Data source: Shanghai and Shenzhen Stock Exchanges, among others.
ETF fee description: When subscribing for or redeeming fund shares, subscription/redemption agents may charge a commission of up to 0.5%. Intraday trading fees are subject to the rates charged by securities firms, with no sales service fee levied.联接 Fund fee description: The ChiNext AI ETF联接 Fund Class C does not charge a subscription fee; a redemption fee of 1.5% applies for holdings less than 7 days, and 0% for 7 days or more; a sales service fee of 0.3% is charged. For the ChiNext AI ETF联接 Fund Class A, the subscription fee is 1% for amounts below 1 million yuan, 0.6% for 1 million (inclusive) to 2 million yuan, and a flat fee of 1,000 yuan per transaction for 2 million yuan (inclusive) or above; the redemption fee is 1.5% for holdings less than 7 days, and 0% for 7 days or more; no sales service fee is charged.
*Institutional views referenced from: Kaiyuan Securities report "Focusing on Three Major Investment Themes of the 'Token Factory'"; CITIC Securities report "Focusing on the Inflation Theme in the Computing Power Chain, Optimistic About NVIDIA GTC Reinforcing Confidence in Sustained AI Industry Growth".
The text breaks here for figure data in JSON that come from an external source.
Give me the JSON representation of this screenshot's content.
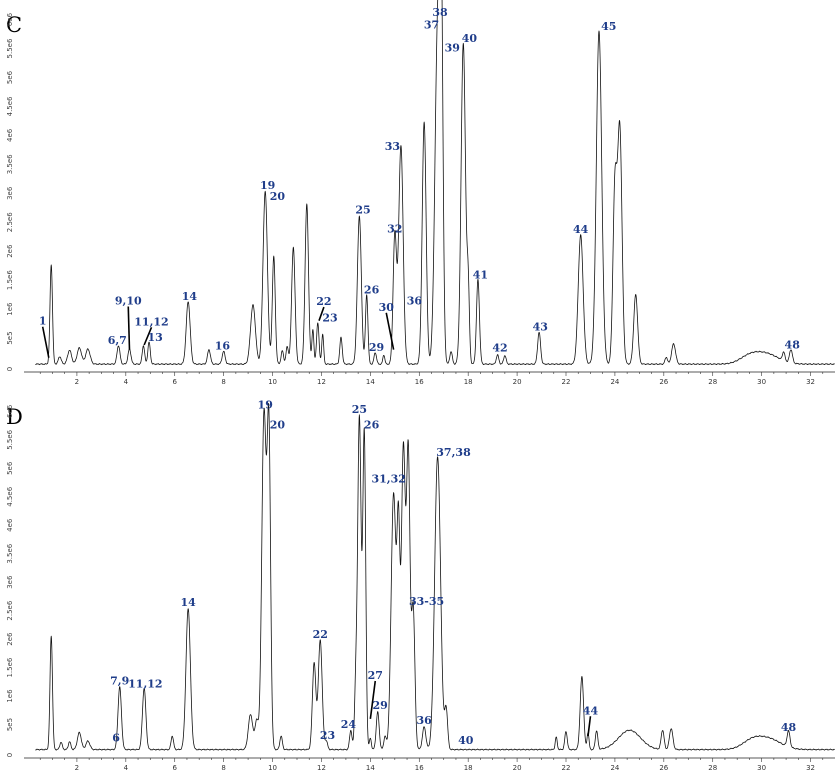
{
  "chart_data": [
    {
      "type": "line",
      "panel_label": "C",
      "xlim": [
        0,
        33
      ],
      "ylim": [
        0,
        6200000
      ],
      "x_ticks": [
        "2",
        "4",
        "6",
        "8",
        "10",
        "12",
        "14",
        "16",
        "18",
        "20",
        "22",
        "24",
        "26",
        "28",
        "30",
        "32"
      ],
      "y_ticks": [
        "5e5",
        "1e6",
        "1.5e6",
        "2e6",
        "2.5e6",
        "3e6",
        "3.5e6",
        "4e6",
        "4.5e6",
        "5e6",
        "5.5e6",
        "6e6"
      ],
      "baseline": 50000,
      "peaks": [
        {
          "x": 0.95,
          "y": 1720000,
          "w": 0.05
        },
        {
          "x": 1.3,
          "y": 130000,
          "w": 0.06
        },
        {
          "x": 1.7,
          "y": 240000,
          "w": 0.08
        },
        {
          "x": 2.1,
          "y": 280000,
          "w": 0.09
        },
        {
          "x": 2.45,
          "y": 260000,
          "w": 0.09
        },
        {
          "x": 3.7,
          "y": 320000,
          "w": 0.06
        },
        {
          "x": 4.15,
          "y": 260000,
          "w": 0.06
        },
        {
          "x": 4.72,
          "y": 320000,
          "w": 0.05
        },
        {
          "x": 4.95,
          "y": 380000,
          "w": 0.05
        },
        {
          "x": 6.55,
          "y": 1080000,
          "w": 0.08
        },
        {
          "x": 7.4,
          "y": 250000,
          "w": 0.06
        },
        {
          "x": 8.0,
          "y": 220000,
          "w": 0.06
        },
        {
          "x": 9.2,
          "y": 1020000,
          "w": 0.1
        },
        {
          "x": 9.7,
          "y": 2980000,
          "w": 0.09
        },
        {
          "x": 10.05,
          "y": 1860000,
          "w": 0.06
        },
        {
          "x": 10.4,
          "y": 230000,
          "w": 0.05
        },
        {
          "x": 10.6,
          "y": 300000,
          "w": 0.05
        },
        {
          "x": 10.85,
          "y": 2020000,
          "w": 0.07
        },
        {
          "x": 11.4,
          "y": 2760000,
          "w": 0.07
        },
        {
          "x": 11.65,
          "y": 600000,
          "w": 0.04
        },
        {
          "x": 11.85,
          "y": 720000,
          "w": 0.05
        },
        {
          "x": 12.05,
          "y": 520000,
          "w": 0.04
        },
        {
          "x": 12.8,
          "y": 460000,
          "w": 0.05
        },
        {
          "x": 13.55,
          "y": 2560000,
          "w": 0.08
        },
        {
          "x": 13.85,
          "y": 1200000,
          "w": 0.05
        },
        {
          "x": 14.2,
          "y": 200000,
          "w": 0.05
        },
        {
          "x": 14.55,
          "y": 160000,
          "w": 0.04
        },
        {
          "x": 15.0,
          "y": 2220000,
          "w": 0.07
        },
        {
          "x": 15.25,
          "y": 3780000,
          "w": 0.09
        },
        {
          "x": 16.2,
          "y": 4180000,
          "w": 0.08
        },
        {
          "x": 16.75,
          "y": 5700000,
          "w": 0.11
        },
        {
          "x": 16.9,
          "y": 5400000,
          "w": 0.07
        },
        {
          "x": 17.3,
          "y": 220000,
          "w": 0.05
        },
        {
          "x": 17.8,
          "y": 5550000,
          "w": 0.09
        },
        {
          "x": 18.0,
          "y": 1250000,
          "w": 0.05
        },
        {
          "x": 18.4,
          "y": 1460000,
          "w": 0.06
        },
        {
          "x": 19.2,
          "y": 160000,
          "w": 0.05
        },
        {
          "x": 19.5,
          "y": 150000,
          "w": 0.05
        },
        {
          "x": 20.9,
          "y": 550000,
          "w": 0.06
        },
        {
          "x": 22.6,
          "y": 2230000,
          "w": 0.1
        },
        {
          "x": 23.35,
          "y": 5750000,
          "w": 0.11
        },
        {
          "x": 24.0,
          "y": 3000000,
          "w": 0.08
        },
        {
          "x": 24.2,
          "y": 4050000,
          "w": 0.09
        },
        {
          "x": 24.85,
          "y": 1200000,
          "w": 0.08
        },
        {
          "x": 26.1,
          "y": 120000,
          "w": 0.05
        },
        {
          "x": 26.4,
          "y": 350000,
          "w": 0.08
        },
        {
          "x": 29.5,
          "y": 120000,
          "w": 0.4
        },
        {
          "x": 30.2,
          "y": 170000,
          "w": 0.5
        },
        {
          "x": 30.9,
          "y": 150000,
          "w": 0.05
        },
        {
          "x": 31.2,
          "y": 230000,
          "w": 0.06
        }
      ],
      "labels": [
        {
          "text": "1",
          "x": 0.6,
          "y": 730000,
          "lx": 0.85,
          "ly": 160000
        },
        {
          "text": "6,7",
          "x": 3.65,
          "y": 400000
        },
        {
          "text": "9,10",
          "x": 4.1,
          "y": 1080000,
          "lx": 4.15,
          "ly": 300000
        },
        {
          "text": "11,12",
          "x": 5.05,
          "y": 720000,
          "lx": 4.75,
          "ly": 380000
        },
        {
          "text": "13",
          "x": 5.2,
          "y": 450000
        },
        {
          "text": "14",
          "x": 6.6,
          "y": 1160000
        },
        {
          "text": "16",
          "x": 7.95,
          "y": 300000
        },
        {
          "text": "19",
          "x": 9.8,
          "y": 3070000
        },
        {
          "text": "20",
          "x": 10.2,
          "y": 2880000
        },
        {
          "text": "22",
          "x": 12.1,
          "y": 1070000,
          "lx": 11.9,
          "ly": 800000
        },
        {
          "text": "23",
          "x": 12.35,
          "y": 790000
        },
        {
          "text": "25",
          "x": 13.7,
          "y": 2650000
        },
        {
          "text": "26",
          "x": 14.05,
          "y": 1270000
        },
        {
          "text": "29",
          "x": 14.25,
          "y": 280000
        },
        {
          "text": "30",
          "x": 14.65,
          "y": 970000,
          "lx": 14.95,
          "ly": 300000
        },
        {
          "text": "32",
          "x": 15.0,
          "y": 2320000
        },
        {
          "text": "33",
          "x": 14.9,
          "y": 3750000
        },
        {
          "text": "36",
          "x": 15.8,
          "y": 1080000
        },
        {
          "text": "37",
          "x": 16.5,
          "y": 5850000
        },
        {
          "text": "38",
          "x": 16.85,
          "y": 6060000
        },
        {
          "text": "39",
          "x": 17.35,
          "y": 5450000
        },
        {
          "text": "40",
          "x": 18.05,
          "y": 5610000
        },
        {
          "text": "41",
          "x": 18.5,
          "y": 1530000
        },
        {
          "text": "42",
          "x": 19.3,
          "y": 270000
        },
        {
          "text": "43",
          "x": 20.95,
          "y": 630000
        },
        {
          "text": "44",
          "x": 22.6,
          "y": 2310000
        },
        {
          "text": "45",
          "x": 23.75,
          "y": 5820000
        },
        {
          "text": "48",
          "x": 31.25,
          "y": 320000
        }
      ]
    },
    {
      "type": "line",
      "panel_label": "D",
      "xlim": [
        0,
        33
      ],
      "ylim": [
        0,
        6200000
      ],
      "x_ticks": [
        "2",
        "4",
        "6",
        "8",
        "10",
        "12",
        "14",
        "16",
        "18",
        "20",
        "22",
        "24",
        "26",
        "28",
        "30",
        "32"
      ],
      "y_ticks": [
        "5e5",
        "1e6",
        "1.5e6",
        "2e6",
        "2.5e6",
        "3e6",
        "3.5e6",
        "4e6",
        "4.5e6",
        "5e6",
        "5.5e6",
        "6e6"
      ],
      "baseline": 60000,
      "peaks": [
        {
          "x": 0.95,
          "y": 2000000,
          "w": 0.05
        },
        {
          "x": 1.35,
          "y": 130000,
          "w": 0.05
        },
        {
          "x": 1.7,
          "y": 140000,
          "w": 0.05
        },
        {
          "x": 2.1,
          "y": 300000,
          "w": 0.08
        },
        {
          "x": 2.45,
          "y": 150000,
          "w": 0.08
        },
        {
          "x": 3.75,
          "y": 1100000,
          "w": 0.07
        },
        {
          "x": 4.75,
          "y": 1080000,
          "w": 0.07
        },
        {
          "x": 5.9,
          "y": 240000,
          "w": 0.05
        },
        {
          "x": 6.55,
          "y": 2480000,
          "w": 0.09
        },
        {
          "x": 9.1,
          "y": 620000,
          "w": 0.09
        },
        {
          "x": 9.35,
          "y": 500000,
          "w": 0.07
        },
        {
          "x": 9.65,
          "y": 5900000,
          "w": 0.09
        },
        {
          "x": 9.85,
          "y": 5500000,
          "w": 0.07
        },
        {
          "x": 10.35,
          "y": 240000,
          "w": 0.05
        },
        {
          "x": 11.7,
          "y": 1520000,
          "w": 0.07
        },
        {
          "x": 11.95,
          "y": 1920000,
          "w": 0.08
        },
        {
          "x": 12.2,
          "y": 150000,
          "w": 0.05
        },
        {
          "x": 13.2,
          "y": 340000,
          "w": 0.05
        },
        {
          "x": 13.4,
          "y": 1000000,
          "w": 0.05
        },
        {
          "x": 13.55,
          "y": 5850000,
          "w": 0.07
        },
        {
          "x": 13.75,
          "y": 5550000,
          "w": 0.06
        },
        {
          "x": 14.0,
          "y": 200000,
          "w": 0.04
        },
        {
          "x": 14.3,
          "y": 660000,
          "w": 0.06
        },
        {
          "x": 14.6,
          "y": 230000,
          "w": 0.05
        },
        {
          "x": 14.95,
          "y": 4500000,
          "w": 0.1
        },
        {
          "x": 15.15,
          "y": 3500000,
          "w": 0.06
        },
        {
          "x": 15.35,
          "y": 5300000,
          "w": 0.08
        },
        {
          "x": 15.55,
          "y": 5150000,
          "w": 0.07
        },
        {
          "x": 15.75,
          "y": 2500000,
          "w": 0.07
        },
        {
          "x": 16.2,
          "y": 400000,
          "w": 0.07
        },
        {
          "x": 16.75,
          "y": 5150000,
          "w": 0.12
        },
        {
          "x": 17.1,
          "y": 700000,
          "w": 0.06
        },
        {
          "x": 21.6,
          "y": 220000,
          "w": 0.04
        },
        {
          "x": 22.0,
          "y": 320000,
          "w": 0.05
        },
        {
          "x": 22.65,
          "y": 1280000,
          "w": 0.07
        },
        {
          "x": 22.9,
          "y": 300000,
          "w": 0.04
        },
        {
          "x": 23.25,
          "y": 330000,
          "w": 0.05
        },
        {
          "x": 24.6,
          "y": 340000,
          "w": 0.45
        },
        {
          "x": 25.95,
          "y": 340000,
          "w": 0.06
        },
        {
          "x": 26.3,
          "y": 370000,
          "w": 0.07
        },
        {
          "x": 29.6,
          "y": 140000,
          "w": 0.4
        },
        {
          "x": 30.3,
          "y": 180000,
          "w": 0.5
        },
        {
          "x": 31.1,
          "y": 280000,
          "w": 0.06
        }
      ],
      "labels": [
        {
          "text": "6",
          "x": 3.6,
          "y": 200000
        },
        {
          "text": "7,9",
          "x": 3.75,
          "y": 1200000
        },
        {
          "text": "11,12",
          "x": 4.8,
          "y": 1150000
        },
        {
          "text": "14",
          "x": 6.55,
          "y": 2580000
        },
        {
          "text": "19",
          "x": 9.7,
          "y": 6050000
        },
        {
          "text": "20",
          "x": 10.2,
          "y": 5700000
        },
        {
          "text": "22",
          "x": 11.95,
          "y": 2020000
        },
        {
          "text": "23",
          "x": 12.25,
          "y": 250000
        },
        {
          "text": "24",
          "x": 13.1,
          "y": 440000
        },
        {
          "text": "25",
          "x": 13.55,
          "y": 5970000
        },
        {
          "text": "26",
          "x": 14.05,
          "y": 5700000
        },
        {
          "text": "27",
          "x": 14.2,
          "y": 1300000,
          "lx": 14.0,
          "ly": 600000
        },
        {
          "text": "29",
          "x": 14.4,
          "y": 770000
        },
        {
          "text": "31,32",
          "x": 14.75,
          "y": 4750000
        },
        {
          "text": "33-35",
          "x": 16.3,
          "y": 2600000
        },
        {
          "text": "36",
          "x": 16.2,
          "y": 510000
        },
        {
          "text": "37,38",
          "x": 17.4,
          "y": 5220000
        },
        {
          "text": "40",
          "x": 17.9,
          "y": 160000
        },
        {
          "text": "44",
          "x": 23.0,
          "y": 680000,
          "lx": 22.9,
          "ly": 300000
        },
        {
          "text": "48",
          "x": 31.1,
          "y": 390000
        }
      ]
    }
  ]
}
Risk提示: The ChiNext AI ETF Huabao passively tracks the ChiNext Artificial Intelligence Index, which has a base date of December 28, 2018, and was launched on July 11, 2024. The index's annual performance from 2021 to 2025 was: +17.57%, -34.52%, +47.83%, +38.44%, +106.35%, respectively. The index's constituent stocks are adjusted according to its compilation rules, and its past performance does not indicate future results. The mention of index constituents is for illustrative purposes only; descriptions of individual stocks are not investment advice of any form and do not represent the holdings or trading动向 of any fund managed by the management company. The fund manager assesses this fund's risk等级 as R4 - Medium-High Risk, suitable for Aggressive (C4) and above investors; suitability matching opinions should be based on the sales institution. Any information appearing herein is for reference only, and investors are responsible for any independent investment decisions. Furthermore, any opinions, analyses, or forecasts herein do not constitute investment advice to readers, and no liability is accepted for any direct or indirect losses arising from the use of this content. Fund investment carries risks; past fund performance does not predict future results, and the performance of other funds managed by the fund manager does not guarantee this fund's performance. Fund investment should be approached with caution.
A MACD golden cross signal has formed, indicating positive momentum for these stocks.